In 1992, magic book publisher Richard J. Kaufman produced a book written by Chris Kenner called Totally Out of Control, a successful instructional book explaining magic effects with playing cards and other household objects. Among the many sleights featured was a two-handed card flourish on page 125 called "The Five Faces of Sybil". Using all fingers, Sybil ends with the deck divided into five distinct packets. Kenner himself describes Sybil in his book as "a quick cut flourish to demonstrate skill and dexterity". The flourish spawned a cycle of two-handed cut creations and formed the cornerstone of what is now known as cardistry. Journalist Kevin Pang of Vanity Fair magazine noted that "every cardist can deftly perform Sybil the way guitarists can run through a blues progression".

==An art form==
Los Angeles–based magician Brian Tudor was one of many performers heavily influenced by Sybil. In 1997, he released a three-volume VHS tape dubbed Show Off, one of the first instructional products made by a known magician to only feature flourishes. Tudor's tape was well received, with some critics describing the flourishes and cuts taught as "eye-popping". The most notable invention from Show Off was the one-handed Revolution Cut, a variation of the common Charlier, where the top packet spins an additional 180 degrees.
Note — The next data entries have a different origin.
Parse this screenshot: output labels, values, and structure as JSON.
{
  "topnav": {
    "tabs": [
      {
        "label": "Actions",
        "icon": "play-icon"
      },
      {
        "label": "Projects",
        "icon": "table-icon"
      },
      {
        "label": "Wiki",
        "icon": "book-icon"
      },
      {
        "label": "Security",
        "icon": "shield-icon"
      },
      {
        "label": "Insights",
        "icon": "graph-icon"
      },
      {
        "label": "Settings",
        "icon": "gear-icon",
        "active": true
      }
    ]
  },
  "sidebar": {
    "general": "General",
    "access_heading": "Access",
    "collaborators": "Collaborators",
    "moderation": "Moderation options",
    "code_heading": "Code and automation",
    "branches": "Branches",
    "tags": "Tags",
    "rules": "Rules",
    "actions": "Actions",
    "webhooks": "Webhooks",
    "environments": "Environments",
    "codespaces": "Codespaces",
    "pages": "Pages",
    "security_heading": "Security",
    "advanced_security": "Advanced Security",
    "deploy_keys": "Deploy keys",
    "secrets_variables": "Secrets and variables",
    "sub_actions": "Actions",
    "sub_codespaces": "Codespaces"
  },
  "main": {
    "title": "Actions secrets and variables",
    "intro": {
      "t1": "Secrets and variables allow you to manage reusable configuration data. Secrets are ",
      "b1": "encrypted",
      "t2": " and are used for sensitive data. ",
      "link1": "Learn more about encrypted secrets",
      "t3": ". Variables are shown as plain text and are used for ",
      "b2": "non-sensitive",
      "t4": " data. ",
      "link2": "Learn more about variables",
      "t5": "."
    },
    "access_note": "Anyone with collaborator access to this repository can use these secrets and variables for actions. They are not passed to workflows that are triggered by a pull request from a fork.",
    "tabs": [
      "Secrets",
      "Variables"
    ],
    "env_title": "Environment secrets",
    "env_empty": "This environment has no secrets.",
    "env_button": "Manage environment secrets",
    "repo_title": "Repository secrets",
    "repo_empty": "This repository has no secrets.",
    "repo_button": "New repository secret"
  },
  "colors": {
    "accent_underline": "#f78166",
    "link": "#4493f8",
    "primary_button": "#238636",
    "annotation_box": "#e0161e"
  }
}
In 2001, twin brothers and Sybil enthusiasts Daniel and David Buck (known as Dan and Dave) released Pasteboard Animations, another flourish-only instructional VHS tape. Although produced as a low-fi home video and relatively short compared to Show Off, it sold hundreds of copies at hotel lobbies and magic conventions at a cost of $25. In a Genii magazine review of the Magic Live convention in August 2001, the twins flourishes and Pasteboard Animations tape received mixed responses. Renowned magic historian Jamy Ian Swiss remarked:

It was an excellent show, though opinion was definitely mixed about the Buck boys, who sat and stared at their hands while oddly racing through flourishes. It serves no function except as eye candy. It's juggling, and juggling and magic are two separate things. Nevertheless, it's fucking cool to watch. Cool is cool is cool, capital C cool. And magic is traditionally uncool. It's always been the geeky kids.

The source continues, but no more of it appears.